Tengo una duda que al parecer es muy simple de resolver pero no encuentro como.

Bueno, cuando el condensador se carga completamente, ¿se comienza a descargar solo? y cuando se descarga completamente ¿nuevamente comienza a cargarse?. Si es así, entonces podria poner un led junto al condensador y este prenderia y apagaría, sin embargo creo que estoy equivocado.

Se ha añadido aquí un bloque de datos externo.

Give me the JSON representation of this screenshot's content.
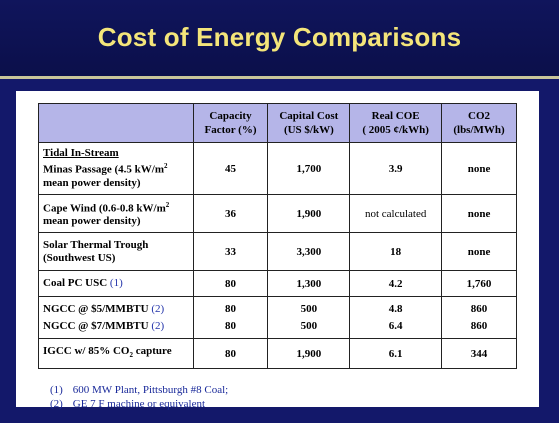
{
  "title": "Cost of Energy  Comparisons",
  "table": {
    "headers": [
      {
        "line1": "",
        "line2": ""
      },
      {
        "line1": "Capacity",
        "line2": "Factor (%)"
      },
      {
        "line1": "Capital Cost",
        "line2": "(US $/kW)"
      },
      {
        "line1": "Real COE",
        "line2": "( 2005 ¢/kWh)"
      },
      {
        "line1": "CO2",
        "line2": "(lbs/MWh)"
      }
    ],
    "rows": [
      {
        "label_title": "Tidal In-Stream",
        "label_l1": "Minas Passage (4.5 kW/m",
        "label_sup": "2",
        "label_l2": "mean power density)",
        "capacity": "45",
        "capital": "1,700",
        "coe": "3.9",
        "co2": "none"
      },
      {
        "label_l1": "Cape Wind (0.6-0.8 kW/m",
        "label_sup": "2",
        "label_l2": "mean power density)",
        "capacity": "36",
        "capital": "1,900",
        "coe": "not calculated",
        "co2": "none"
      },
      {
        "label_l1": "Solar Thermal Trough",
        "label_l2": "(Southwest US)",
        "capacity": "33",
        "capital": "3,300",
        "coe": "18",
        "co2": "none"
      },
      {
        "label_l1": "Coal PC USC",
        "ref": "(1)",
        "capacity": "80",
        "capital": "1,300",
        "coe": "4.2",
        "co2": "1,760"
      },
      {
        "label_l1": "NGCC @ $5/MMBTU",
        "ref1": "(2)",
        "label_l2": "NGCC @ $7/MMBTU",
        "ref2": "(2)",
        "capacity": "80",
        "capacity2": "80",
        "capital": "500",
        "capital2": "500",
        "coe": "4.8",
        "coe2": "6.4",
        "co2": "860",
        "co2b": "860"
      },
      {
        "label_l1": "IGCC w/ 85% CO",
        "label_sub": "2",
        "label_l1b": " capture",
        "capacity": "80",
        "capital": "1,900",
        "coe": "6.1",
        "co2": "344"
      }
    ]
  },
  "notes": [
    {
      "num": "(1)",
      "text": "600 MW Plant, Pittsburgh #8 Coal;"
    },
    {
      "num": "(2)",
      "text": "GE 7 F machine or equivalent"
    }
  ]
}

Hice un pequeño circuito en un protoboard, con una resistencia y un condensador. ¿como podria notar la carga y descarga del condensador con un voltimetro?, ¿que es lo que determina la descarga de un condensador?. creo q algo estoy hacendo mal en el circuito.

Gracias por su ayuda.

Saludos.


----------



## Chico3001 (Jul 4, 2009)

mmm tu duda tiene que ser dividida en 2 partes, para componentes ideales y para componentes reales

Un capacitor Ideal una vez cargado, deberia permanecer cargado y soltar la carga hasta que el circuito lo requiere (funciona igual que una bateria), una vez descargado se mantiene sin carga hasta que se vuelva a cargar con alguna fuente

En cambio un capacitor real tiene una pequeña resistencia interna que hace que se este descargando continuamente.... por lo que si tu lo cargas con una bateria y lo dejas sin conectar 3 dias y regresas notaras que no tiene la misma carga que al inicio

En cuanto a la descarga del condensador depende de la capacidad y la resistencia que uses para descargarlo, entre mas grande el condensador y mas grande la resistencia mayor tiempo de descarga

El tiempo de carga (o descarga) de un condensador esta dado por la formula T= R x C, donde T esta en segundos y es el tiempo de carga hasta que el condensador adquiere el 63% del voltaje total, R es la resistencia de descarga y C es la capacitancia

Se considera que un capacitor esta completamente cargado cuando han transcurrido 5xT (5 constantes de tiempo)

http://www.electronicafacil.net/tutoriales/Carga-descarga-condensador.html


----------